Two-dimensional (2D) Western blots demonstrating glycotope expression in surface-enriched protein extracts of miracidia and primary sporocysts. Gentle extraction of miracidia and 2-day in vitro-cultivated primary sporocysts yielded surface-enriched protein extracts that were subsequently 2D PAGE-fractionated and immunoblotted using anti-glycotope monoclonal antibodies.
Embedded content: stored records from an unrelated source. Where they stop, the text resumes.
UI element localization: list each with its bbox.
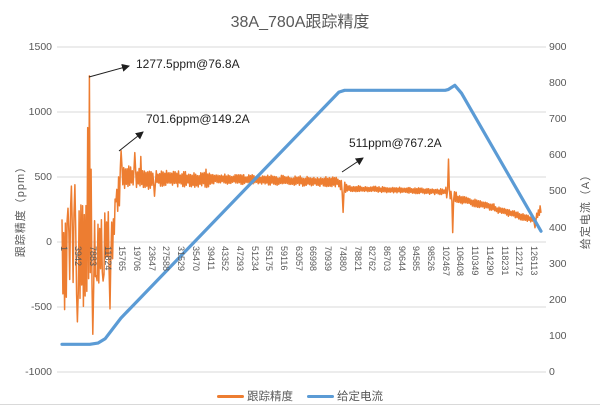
x-axis-tick-label: 82762 (367, 246, 378, 272)
x-axis-tick-label: 11824 (102, 246, 113, 271)
x-axis-tick-label: 39411 (205, 246, 216, 271)
x-axis-tick-label: 27588 (161, 246, 172, 272)
left-axis-title: 跟踪精度（ppm） (15, 160, 27, 258)
tracking-accuracy-series (61, 75, 542, 336)
x-axis-tick-label: 1 (58, 246, 69, 252)
annotation-label: 701.6ppm@149.2A (146, 112, 250, 126)
gridlines (57, 46, 546, 373)
right-axis-tick-label: 800 (549, 77, 567, 90)
chart-title: 38A_780A跟踪精度 (230, 14, 370, 31)
x-axis-tick-label: 15765 (117, 246, 128, 272)
x-axis-tick-label: 43352 (220, 246, 231, 272)
x-axis-tick-label: 74880 (337, 246, 348, 272)
right-axis-title: 给定电流（A） (580, 168, 592, 250)
x-axis-tick-label: 118231 (499, 246, 510, 276)
x-axis-tick-label: 55175 (264, 246, 275, 272)
x-axis-tick-label: 19706 (132, 246, 142, 272)
x-axis-tick-label: 86703 (381, 246, 392, 272)
x-axis-tick-label: 126113 (528, 246, 539, 276)
right-axis-tick-label: 400 (549, 221, 567, 234)
legend-item: 给定电流 (307, 388, 383, 404)
annotation-arrow (88, 63, 130, 78)
right-axis-tick-label: 100 (549, 329, 567, 342)
x-axis-tick-label: 66998 (308, 246, 319, 272)
x-axis-tick-label: 90644 (396, 246, 407, 272)
legend-item: 跟踪精度 (217, 388, 293, 404)
x-axis-tick-label: 102467 (440, 246, 451, 277)
x-axis-tick-label: 31529 (176, 246, 187, 272)
x-axis-tick-label: 98526 (426, 246, 436, 272)
x-axis-tick-label: 114290 (484, 246, 495, 276)
legend-line-swatch (307, 394, 334, 398)
right-axis-tick-label: 200 (549, 293, 567, 306)
x-axis-tick-label: 7883 (87, 246, 98, 267)
annotation-label: 1277.5ppm@76.8A (136, 57, 240, 71)
setpoint-current-series (60, 83, 543, 346)
x-axis-tick-label: 51234 (249, 246, 260, 272)
x-axis-tick-label: 35470 (190, 246, 201, 272)
x-axis-tick-label: 94585 (411, 246, 422, 272)
legend-line-swatch (217, 394, 244, 398)
left-axis-tick-label: -500 (30, 301, 52, 313)
right-axis-tick-label: 500 (549, 185, 567, 198)
x-axis-tick-label: 70939 (323, 246, 334, 272)
right-axis-tick-label: 0 (549, 366, 555, 378)
annotation-arrow (118, 131, 144, 152)
annotation-label: 511ppm@767.2A (349, 136, 442, 150)
legend-label: 跟踪精度 (247, 391, 293, 403)
left-axis-tick-label: 1000 (28, 106, 52, 118)
x-axis-tick-label: 23647 (146, 246, 157, 272)
x-axis-tick-label: 110349 (470, 246, 481, 276)
x-axis-tick-label: 106408 (455, 246, 466, 277)
x-axis-tick-label: 78821 (352, 246, 363, 272)
right-axis-tick-label: 900 (549, 41, 567, 53)
left-axis-tick-label: -1000 (25, 366, 52, 378)
annotation-arrow (341, 157, 364, 173)
x-axis-tick-label: 47293 (234, 246, 245, 272)
right-axis-tick-label: 600 (549, 149, 567, 162)
left-axis-tick-label: 500 (34, 171, 52, 183)
x-axis-tick-label: 3942 (73, 246, 84, 267)
x-axis-tick-label: 63057 (293, 246, 304, 272)
left-axis-tick-label: 0 (46, 236, 52, 248)
annotation-arrows (88, 63, 364, 173)
bottom-border (0, 404, 600, 405)
legend: 跟踪精度 给定电流 (0, 388, 600, 404)
x-axis-tick-label: 59116 (279, 246, 289, 271)
x-axis-tick-label: 122172 (514, 246, 525, 277)
right-axis-tick-label: 700 (549, 113, 567, 126)
right-axis-tick-label: 300 (549, 257, 567, 270)
legend-label: 给定电流 (337, 391, 383, 403)
left-axis-tick-label: 1500 (28, 41, 52, 53)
Panels include representative blot patterns for Fucα1-3GalNAcβ1-4(Fucα1-3)GlcNAc (F-LDN-F; (A)), GalNAcβ1-4(Fucα1- 3)GlcNAc (LDN-F; (B)), GalNAcβ1-4(Fucα1-2Fucα1-3)GlcNAc (LDN-DF; (C)) and Manα1-3(Manα1-6)Manβ1-4GlcNAcβ1-4GlcNAcβ1-Asn (TriMan; (D)).

Fig. 6

Western blot analysis of Biomphalaria glabrata hemocyte and plasma glycoproteins. Hemocyte (Hc) and plasma (Pl) glycoproteins of uninfected B. glabrata were PAGE-fractionated and immunoblotted using anti-glycotope monoclonal antibodies against Fucα1-3GalNAcβ1-4GlcNAc (F-LDN; (B)) and Manα1- 3(Manα1-6)Manβ1-4GlcNAcβ1-4GlcNAcβ1-Asn (TriMan; (C)). Control blots were exposed to the secondary antibody without previous primary antibody treatment (A).